Turkmenistan and Azerbaijan would have to assure that the owner of the link maintains optimal use of the asset subject to market conditions, according to the draft document. The owner wouldn’t be able to refuse to offer free capacity or reject requests to use available volumes, according to the paper, which does not specify the size or route of the pipeline.

The two governments would have to consult one another before designating entities that can request to use the pipe, according to the draft. The link could be used to transport gas in either direction, according to the document.

‘Political Issue’

“It isn’t a long distance, the water isn’t very deep, it’s more of a political issue,” Werner Auli, a management board member at OMV AG, the company leading the 7.9 billion-euro ($10.4 billion) Nabucco project, said today at a press conference in Vienna. “That’s why Brussels has started a project and is working very intensively to solve these legal issues we consider solved so that the Azeris and Turkmen can start on this pipeline.”

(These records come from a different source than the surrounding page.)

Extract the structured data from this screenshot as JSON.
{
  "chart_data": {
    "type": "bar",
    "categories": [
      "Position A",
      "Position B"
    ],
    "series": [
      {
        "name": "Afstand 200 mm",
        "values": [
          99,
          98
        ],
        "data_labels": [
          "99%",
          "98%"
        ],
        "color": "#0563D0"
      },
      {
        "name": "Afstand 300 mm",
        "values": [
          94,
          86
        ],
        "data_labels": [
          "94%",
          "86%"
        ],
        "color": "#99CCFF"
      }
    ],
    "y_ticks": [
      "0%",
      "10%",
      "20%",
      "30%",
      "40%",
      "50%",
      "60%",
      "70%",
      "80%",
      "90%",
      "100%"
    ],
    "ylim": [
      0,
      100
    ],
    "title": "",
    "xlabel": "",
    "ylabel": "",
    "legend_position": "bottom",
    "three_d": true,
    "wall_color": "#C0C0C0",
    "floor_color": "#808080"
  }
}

After Niyazov’s death, governments from the EU to Asia jostled for access to Turkmenistan’s gas reserves, estimated at 8.1 trillion cubic meters by BP Plc. That’s enough to meet current German demand for more than a century.

Russia wants Turkmenistan and Kazakhstan to build a new gas pipeline along the Caspian coast to keep control over the former Soviet republics’ energy exports. Iran has presented an alternative plan envisioning a network of shipping routes and pipelines that would turn the country into a regional hub for Caspian energy exports.

East-West Link

Turkmenistan is building a $2 billion East-West pipeline that will carry about 30 billion cubic meters of gas from the country’s biggest fields toward the Caspian coast when opened in June 2015 as it seeks to increase fuel exports.

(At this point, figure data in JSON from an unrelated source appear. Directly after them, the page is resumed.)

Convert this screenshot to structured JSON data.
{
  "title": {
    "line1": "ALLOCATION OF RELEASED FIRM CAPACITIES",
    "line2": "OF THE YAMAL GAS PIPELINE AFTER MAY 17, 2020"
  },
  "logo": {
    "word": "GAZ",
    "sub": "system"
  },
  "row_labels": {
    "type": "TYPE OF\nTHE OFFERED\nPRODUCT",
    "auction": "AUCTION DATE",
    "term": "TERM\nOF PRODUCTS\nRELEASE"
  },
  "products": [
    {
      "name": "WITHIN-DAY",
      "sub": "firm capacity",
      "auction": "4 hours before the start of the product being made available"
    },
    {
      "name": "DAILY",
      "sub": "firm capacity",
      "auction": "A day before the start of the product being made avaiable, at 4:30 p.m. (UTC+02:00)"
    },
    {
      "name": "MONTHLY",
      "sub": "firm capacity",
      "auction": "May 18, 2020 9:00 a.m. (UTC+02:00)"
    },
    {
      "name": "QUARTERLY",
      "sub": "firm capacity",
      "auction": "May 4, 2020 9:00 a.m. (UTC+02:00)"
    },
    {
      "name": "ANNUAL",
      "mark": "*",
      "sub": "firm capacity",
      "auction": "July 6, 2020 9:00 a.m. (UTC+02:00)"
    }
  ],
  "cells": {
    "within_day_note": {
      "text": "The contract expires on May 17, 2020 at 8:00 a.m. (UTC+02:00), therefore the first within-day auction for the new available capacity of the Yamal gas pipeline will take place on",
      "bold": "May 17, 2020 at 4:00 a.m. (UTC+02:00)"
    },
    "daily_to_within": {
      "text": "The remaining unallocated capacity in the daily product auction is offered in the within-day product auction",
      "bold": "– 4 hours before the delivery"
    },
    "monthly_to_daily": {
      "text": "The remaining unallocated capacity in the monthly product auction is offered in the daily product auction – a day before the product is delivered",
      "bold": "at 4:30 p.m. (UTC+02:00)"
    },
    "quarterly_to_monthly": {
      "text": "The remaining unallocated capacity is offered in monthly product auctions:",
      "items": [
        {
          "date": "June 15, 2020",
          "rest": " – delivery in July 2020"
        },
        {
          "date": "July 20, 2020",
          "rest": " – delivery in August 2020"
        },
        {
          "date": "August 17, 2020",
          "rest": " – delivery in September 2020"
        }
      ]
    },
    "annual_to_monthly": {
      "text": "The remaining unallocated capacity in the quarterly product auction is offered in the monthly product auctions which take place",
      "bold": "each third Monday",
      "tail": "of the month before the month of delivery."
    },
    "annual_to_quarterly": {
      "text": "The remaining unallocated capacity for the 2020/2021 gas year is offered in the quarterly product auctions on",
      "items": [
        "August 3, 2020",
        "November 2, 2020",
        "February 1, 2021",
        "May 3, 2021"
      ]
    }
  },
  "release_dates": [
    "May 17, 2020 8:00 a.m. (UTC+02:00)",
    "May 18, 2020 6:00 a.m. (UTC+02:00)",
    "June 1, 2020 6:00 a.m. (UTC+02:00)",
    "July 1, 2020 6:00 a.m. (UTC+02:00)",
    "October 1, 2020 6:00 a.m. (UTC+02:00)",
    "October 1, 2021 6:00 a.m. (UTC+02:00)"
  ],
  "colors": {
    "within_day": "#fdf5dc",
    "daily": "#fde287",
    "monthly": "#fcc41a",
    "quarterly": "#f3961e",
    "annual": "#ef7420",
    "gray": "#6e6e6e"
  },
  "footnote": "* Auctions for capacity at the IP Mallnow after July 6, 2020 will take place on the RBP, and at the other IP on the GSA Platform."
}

Nabucco is planned to stretch more than 3,300 kilometers (2,050 miles) from Turkey to Austria to send gas to Europe and reduce the region’s dependence on Russia. Nabucco is also seeking to source gas from Azerbaijan and Iraq.

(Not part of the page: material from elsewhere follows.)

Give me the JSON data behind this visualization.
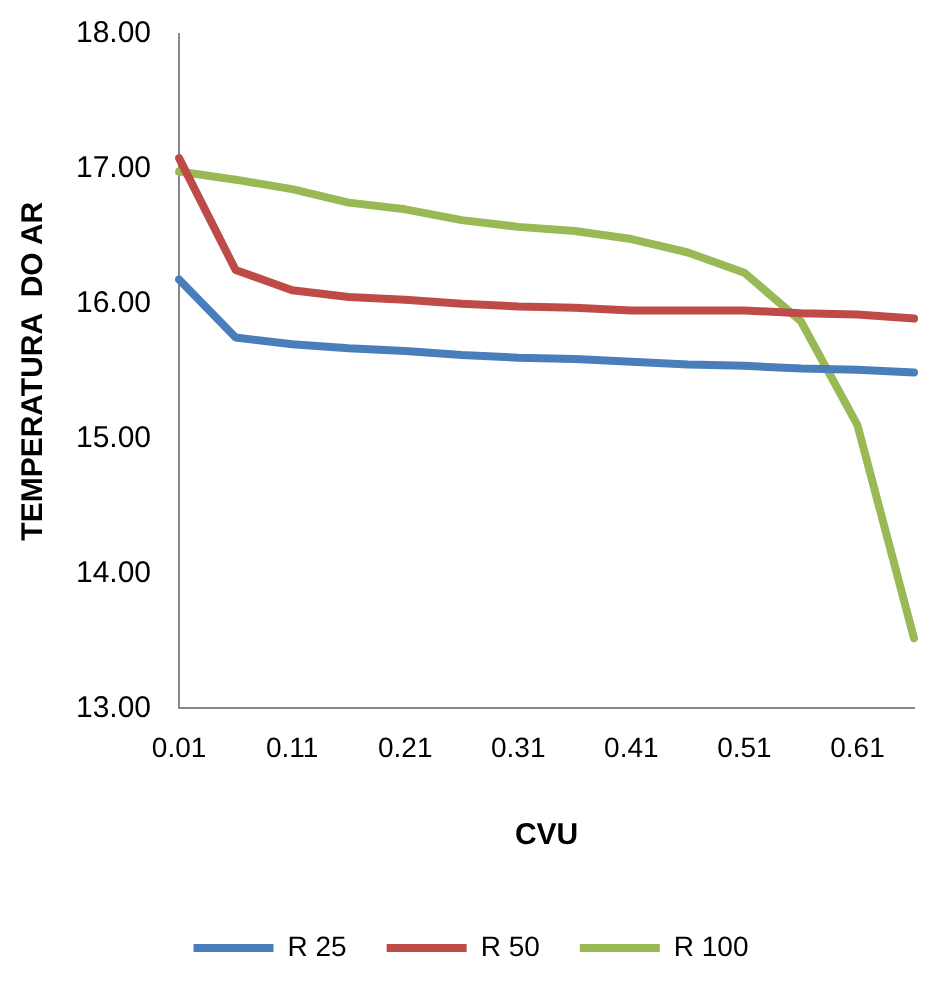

The Nabucco partners, which also include Essen, Germany- based RWE AG, Budapest-based Mol Nyrt., Bulgargaz EAD, Romania’s Transgaz SA and Ankara-based Botas, have said they’ll decide on the investment by the end of this year. Construction is set to begin in 2011 and shipments may start at the end of 2014, according to the venture’s website.

While Nabucco welcomes increased support from the EU for a southern gas corridor, the venture doesn’t have any formal knowledge of efforts to push for an Azeri-Turkmen deal on a pipe between the countries, spokeswoman Gabriele Egartner said in an e-mailed response to questions.

Sub-soil Jurisdiction

The proposed framework isn’t to be interpreted as affecting Azerbaijan or Turkmenistan’s jurisdiction over sub-soil resources or their sovereign rights under international law to the Caspian Sea, according to the document.

The delineation of the Caspian Sea became an issue after the 1991 breakup of the Soviet Union, when Iran found itself with four neighbors on the body of water instead of one.

“We think that defining the borders is not the main problem blocking such a project,” Vagif Aliyev said. The main issue is coming up with a commercial project that will be profitable to investors, he said. “We, as investors, are not ready at this moment.”